Employees need to understand if data shared with outside partners is subject to specific regulatory requirements while being compliant, and if so, how to securely share that information with low risk. Additionally, companies should adopt compliance standards for their partners and vendors, and ensure that basic education is done before allowing access to any regulated information.  

To help staff and third party partners understand whether data is sensitive, technology such as data loss prevention or data classification can provide an automatic and visual prompt to users (e.g. warning a user before an email is sent that sensitive data is attached, or applying a watermark to documents to remind the user it contains private data). Adopting such an approach will allow organizations to ensure that data protection standards and policies are understood and can be acted on effectively.

Action planning

These issues are complex, but can be dealt with if approached strategically. Organizations hoping to address these issues can take these five steps:

Data discovery: Do you know where your data lives?

1. For data in your managed environment, taking advantage of technologies that can identify sensitive data at rest, in motion and in use across a variety of channels is critical. These data loss prevention technologies help organizations monitor the location and flows of sensitive data, before deciding on the appropriate data management policies, staff education and protection strategy.

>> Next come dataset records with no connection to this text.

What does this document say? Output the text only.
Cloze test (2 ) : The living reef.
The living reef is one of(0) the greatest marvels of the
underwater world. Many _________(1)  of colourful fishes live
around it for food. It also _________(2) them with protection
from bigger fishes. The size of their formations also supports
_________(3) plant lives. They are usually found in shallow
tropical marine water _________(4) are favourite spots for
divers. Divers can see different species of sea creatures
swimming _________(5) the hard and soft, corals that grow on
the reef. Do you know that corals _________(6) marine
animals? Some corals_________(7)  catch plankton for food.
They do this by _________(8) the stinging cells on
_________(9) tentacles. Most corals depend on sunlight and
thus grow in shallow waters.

2. Get a handle on shadow IT and shadow data at the cloud application level, identifying and managing the use of those applications as employees engage with them. Gaining visibility and control into what employees are using outside of IT’s purview is the first basic step toward preventing sensitive data from leaking into those channels.

Data Protection: Do you have visibility and control over your data when it’s shared with remote employees, contractors, partners, or vendors?

3. To ensure th
at only the intended user has access to sensitive data, combining encryption, digital rights management and user authentication has powerful benefits. Such an approach is truly ‘information-centric’ in that the protection follows the data, with the sending organization retaining control over who has access and even to what extent. Using identity to decrypt files provides visibility to access, as well as controls that allow access to be revoked at any time in the future, irrespective of where the file resides. Use cases such as this were outside the reach of technical organizations in years past, however they are a must in today’s cyber security landscape. 

4. Multi-factor authentication provides a very effective defense against account takeover.  This technology greatly strengthens security around data access, without the difficulties of complex and rotating password policies. Combining this with single sign-on delivers users a simple and secure access experience.

Regulatory compliance: Do your users understand the variety of requirements that need to be satisfied to meet your compliance obligations?  

5. Using automated data discovery and protection allows organizations to deploy a well-considered and consistent approach, without requiring each employee to become an expert. It also eliminates the risk of human error that is higher when dealing with complex policies.  The same technologies used to track sensitive data can be used to discover, monitor and protect compliance-related data.  The inclusion of default policy and report templates make it simple for data administrators to confidently find regulated data, and to then develop data handling policies to ensure that data remains protected and compliant. 

So, while a contract, distributed, partner-oriented workforce and supply chain can create serious risks to your organization, careful implementation of visibility and data protection strategies can help you mitigate many of the risks.